Sunday, 13 May 2018

Of sewers, music halls and deep deep tunnels, Barlow Moor Road in 1911


Barlow Moor Road, circa 1911
They're moving father's grave to build a sewer ........ They're moving his remains to lay down nine-inch drains, To irrigate some rich bloke's residence.*  

It was one of those popular songs of the traditional music halls guaranteed to raise a smile but containing a powerful social comment on the status of the poor in our Victorian cities.

And lest anyone should think I am going off on one, I shall just point you to the image of the plaque supplied to me by Graham who reminded me of how part of the Walker’s Croft Graveyard was swept away for the building of the railway station which is Victoria.

Plaque by platforms 1 and 2 Victoria Station
And in a form of helpful slum clearance across the country the homes of the poor vanished in the face of viaducts, platforms and grand station fronts.

Here not only did the area around Walker’s Croft disappear but so did sections of Little Ireland close by Oxford Road.

So it is perhaps fitting that we are looking at the construction of a sewer on Barlow Moor Road hard by Southern Cemetery.
Look closely and the lodge at the entrance to the place is just visible.

Not that any bodies would have been harmed in the building of the said sewer.  Unlike Walker’s Croft there were no human remains in the path of the excavations.

dStationary tam
Having got that out of the way and dismissing the grotesque this is a fascinating picture.

The caption gives a date of 1911 and it cannot be any earlier, because in the January of that year the Corporation extended the tram network south from Chorlton to West Didsbury, and there almost as if on cue is a tram on its way up Barlow Moor Road.

But I am more interested in the work being undertaken by the City Engineers and in particular the huge timber construction above the sewer.

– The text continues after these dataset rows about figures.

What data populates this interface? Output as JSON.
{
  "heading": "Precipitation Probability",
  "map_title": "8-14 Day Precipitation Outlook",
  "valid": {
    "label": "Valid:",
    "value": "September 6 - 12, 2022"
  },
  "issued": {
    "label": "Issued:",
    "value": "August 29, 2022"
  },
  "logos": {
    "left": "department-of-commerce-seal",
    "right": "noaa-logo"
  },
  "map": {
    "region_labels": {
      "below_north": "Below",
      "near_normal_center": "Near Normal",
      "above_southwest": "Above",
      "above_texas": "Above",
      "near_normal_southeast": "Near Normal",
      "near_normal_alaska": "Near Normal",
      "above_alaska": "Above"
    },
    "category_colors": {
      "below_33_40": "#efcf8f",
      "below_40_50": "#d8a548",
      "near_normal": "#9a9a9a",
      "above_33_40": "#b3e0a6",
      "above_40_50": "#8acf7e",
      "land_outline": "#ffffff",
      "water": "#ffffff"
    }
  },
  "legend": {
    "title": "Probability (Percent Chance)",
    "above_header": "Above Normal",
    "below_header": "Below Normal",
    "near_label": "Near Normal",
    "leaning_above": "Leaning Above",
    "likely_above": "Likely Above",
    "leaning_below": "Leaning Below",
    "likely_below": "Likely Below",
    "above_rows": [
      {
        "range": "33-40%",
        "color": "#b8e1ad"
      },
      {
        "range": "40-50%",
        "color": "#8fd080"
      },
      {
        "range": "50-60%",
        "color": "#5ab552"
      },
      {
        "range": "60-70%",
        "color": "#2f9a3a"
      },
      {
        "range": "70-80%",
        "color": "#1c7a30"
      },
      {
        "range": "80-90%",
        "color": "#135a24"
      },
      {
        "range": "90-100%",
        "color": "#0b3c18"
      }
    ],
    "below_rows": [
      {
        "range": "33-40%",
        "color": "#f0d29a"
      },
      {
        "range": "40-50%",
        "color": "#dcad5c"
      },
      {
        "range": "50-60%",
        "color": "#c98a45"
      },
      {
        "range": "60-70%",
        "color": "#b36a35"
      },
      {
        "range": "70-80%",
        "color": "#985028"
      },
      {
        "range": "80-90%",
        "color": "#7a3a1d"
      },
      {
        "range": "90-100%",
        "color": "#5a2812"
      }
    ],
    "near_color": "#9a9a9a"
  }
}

Today I guess it would all be metal scaffolding but back then it was timber.  Nor was this I think out of the ordinary for as late as the 1970s just outside Seaham Harbour in the north east there was a small building site using timber posts to support the scaffolding platform and ladders.

Sewer works
And if we wanted a further reminder of a time not like now it is there in the glimpse of the horse underneath the wooden framework.  This was still a time when most things were still hauled away by horses.

What puzzles me a little is the need for such a large wooden construction and just how the thing worked.

It maybe that this sewer was part of that extensive and deep series of works which were built between 1912 and 1913 in Kensington Road in Chorlton and the Didsbury part of Barlow Moor Road.

These came to light with the discovery of a collection of photographs taken of the men who dug them and revealed how these engineers were alter employed to dig tunnels under the German tranches during the Great War.**

Back on Barlow Moor Road
So I suppose if you are digging deep then the structure above must reflect that.

All perhaps a long way off from father’s grave but maybe not.

Pictures; wall plaque from the collection of Graham Gill and Barlow Moor Road in 1911 from the Lloyd collection.

*They're moving father's grave to build a sewer

They're moving father's grave to build a sewer
They're moving it regardless of expense.
They're moving his remains to lay down nine-inch
drains
To irrigate some rich bloke's residence.
Now what's the use of having a religion?
If when you're dead you cannot get some peace
'Cause some society chap wants a pipeline to his
tank
And moves you from your place of rest and peace...

Now father in his life was not a quitter
And I'm sure that he'll not be a quitter now.
And in his winding sheet, he will haunt that privy
seat
And only let them go when he'll allow.
Now won't there be some bleedin' consternation,
And won't those city toffs begin to rave!
But it's no more than they deserve, 'cause they had
the bleedin' nerve
To muck about a British workman's grave.